When I returned to Elon, I immediately dove in to another one of the most enriching and uncomfortable periods in my undergraduate career — conducting research. I was awarded the Elon Leadership Prize, which funds students trying to tackle large scale national problems in their communities. My project focused on improving the schooling experience locally for English language learners and building capacity in the education system to better support underserved children. Who was I to take on this broad and nearly unsolvable issue? For a while, I had moments daily where I doubted myself and wondered why I was chosen for this award. But, if I could survive that crazy 5K run up the side of an Ecuadorian mountain, maybe I would accomplish this project the same way — by embracing discomfort and placing myself in the action. Through showing up and doing the work alongside many others, I had the opportunity to see the difference between having knowledge for the sake of knowledge and using knowledge collaboratively to influence local change. Oftentimes, we are told that if we just work together we can change the world. But, I believe that in addition to working together, we also must individually commit, take responsibility, and be daring.

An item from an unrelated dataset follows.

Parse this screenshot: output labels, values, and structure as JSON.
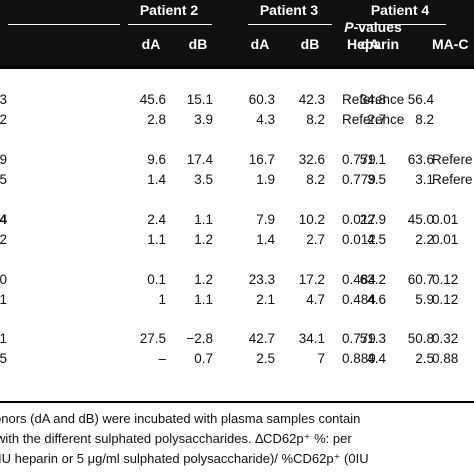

I stand here confidently today, looking out at you, my fellow 2019 graduates. We have now completed our time at Elon. We have taken dozens of classes, met students from across the United States and the world, and have gained knowledge about our future careers and about our passions. I realize now, from my experiences teaching, traveling, and researching, that support from the sidelines is not what the world needs. We must be in the thick of the action and outside of our comfort zones. Just like on that dusty trail in Ecuador, we must put ourselves in the race, even if we are the very last ones to make it to the top, and sometimes even if we didn’t intend on signing up for the race to begin with. We must each choose to fight the tendency to stay on the sidelines, because we have the power to reject indifference.
So, class of 2019, I bring my student’s question back to all of us. “Will the world ever learn?” Can we take the knowledge that we have acquired during our time at Elon and use it to get off the sidelines? Can we push against our natural inclination to be indifferent? Can we get to the top of that hill, not alone, but together? Can we? The answers to these questions are ever evolving. With every step and every choice, no matter our majors, our career paths, or our life journeys, we can demonstrate that the world can learn.